Constructing MDR‐TB therapy regimens is recognized as a difficult balancing act, with several of the agents available being expensive and toxic, and of uncertain antituberculous efficacy due to limited evidence from clinical trials (Chang 2013a). This is especially true for XDR‐TB. This has led to efforts being channeled towards investigation of new and existing drugs and regimens, with a drive to standardize trial design and reporting (Mitnick 2015), and focus on low‐resource settings which are disproportionately affected by TB and MDR‐TB globally (Sloan 2016).

Description of the intervention

The recently updated WHO guidelines for treatment of drug‐resistant TB suggest linezolid as a "group C: other core second‐line agent", and recommend that two such drugs are required within a core drug‐resistant TB regimen (WHO 2016). However, concerns about serious adverse effects prompt the guidelines to state that, where close monitoring for adverse events is not available, "linezolid would best be reserved for MDR‐TB patients who have additional drug resistance...or who are intolerant to other components of the core regimen" (WHO 2016).

This upgrades the status of linezolid, which in the previous iteration of the WHO drug‐resistant TB guidelines was a "group 5" drug (WHO 2011). Evidence of efficacy and safety of group 5 drugs was deemed insufficient to recommend their use as core drugs within a regimen.
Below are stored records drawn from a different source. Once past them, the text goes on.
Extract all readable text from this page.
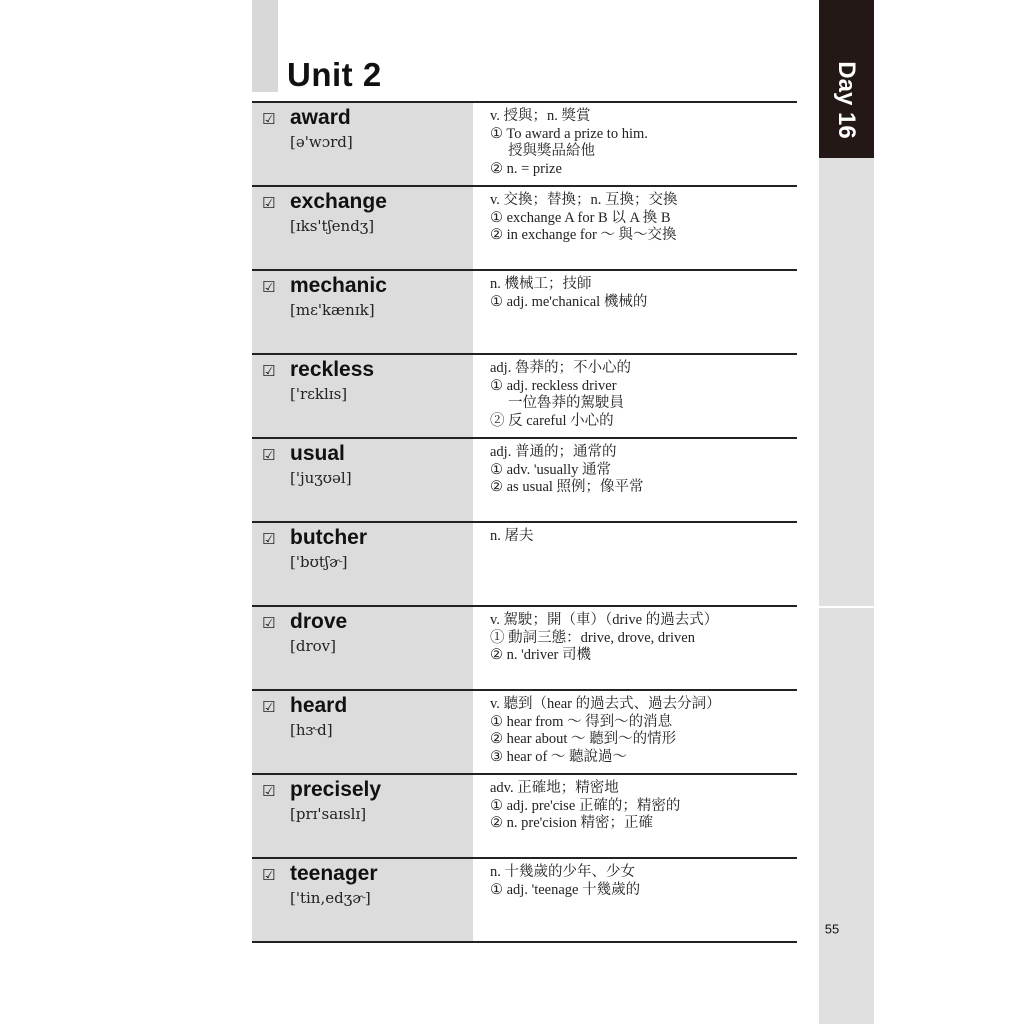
Unit 2
☑ award
[ə'wɔrd]
v. 授與；n. 獎賞
① To award a prize to him.
授與獎品給他
② n. = prize
☑ exchange
[ɪks'tʃendʒ]
v. 交換；替換；n. 互換；交換
① exchange A for B 以 A 換 B
② in exchange for ～ 與～交換
☑ mechanic
[mɛ'kænɪk]
n. 機械工；技師
① adj. me'chanical 機械的
☑ reckless
['rɛklɪs]
adj. 魯莽的；不小心的
① adj. reckless driver
一位魯莽的駕駛員
② 反 careful 小心的
☑ usual
['juʒʊəl]
adj. 普通的；通常的
① adv. 'usually 通常
② as usual 照例；像平常
☑ butcher
['bʊtʃɚ]
n. 屠夫
☑ drove
[drov]
v. 駕駛；開（車）（drive 的過去式）
① 動詞三態：drive, drove, driven
② n. 'driver 司機
☑ heard
[hɝd]
v. 聽到（hear 的過去式、過去分詞）
① hear from ～ 得到～的消息
② hear about ～ 聽到～的情形
③ hear of ～ 聽說過～
☑ precisely
[prɪ'saɪslɪ]
adv. 正確地；精密地
① adj. pre'cise 正確的；精密的
② n. pre'cision 精密；正確
☑ teenager
['tin,edʒɚ]
n. 十幾歲的少年、少女
① adj. 'teenage 十幾歲的
Day 16
55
In fact, the number of cases treated was so small that the evidence for linezolid was not analysed separately for the WHO 2011 guidelines.

Subsequent publications have suggested linezolid may have a more significant role in regimens, especially in the context of XDR‐TB. The International Union Against TB and Lung Disease guidelines recommend it should be the third drug to consider within group 5 (Caminero 2013).

Three meta‐analyses have examined the evidence for linezolid in drug‐resistant TB (Cox 2012; Sotgiu 2012; Zhang 2015). They include mostly observational data, much of it retrospective, and few randomized trials have been undertaken. There is much debate surrounding linezolid, without consensus, due to the lack of high quality evidence. Many suggest it should be more widely used, hence its upgrade in the recent WHO guidelines (Caminero 2015; WHO 2016).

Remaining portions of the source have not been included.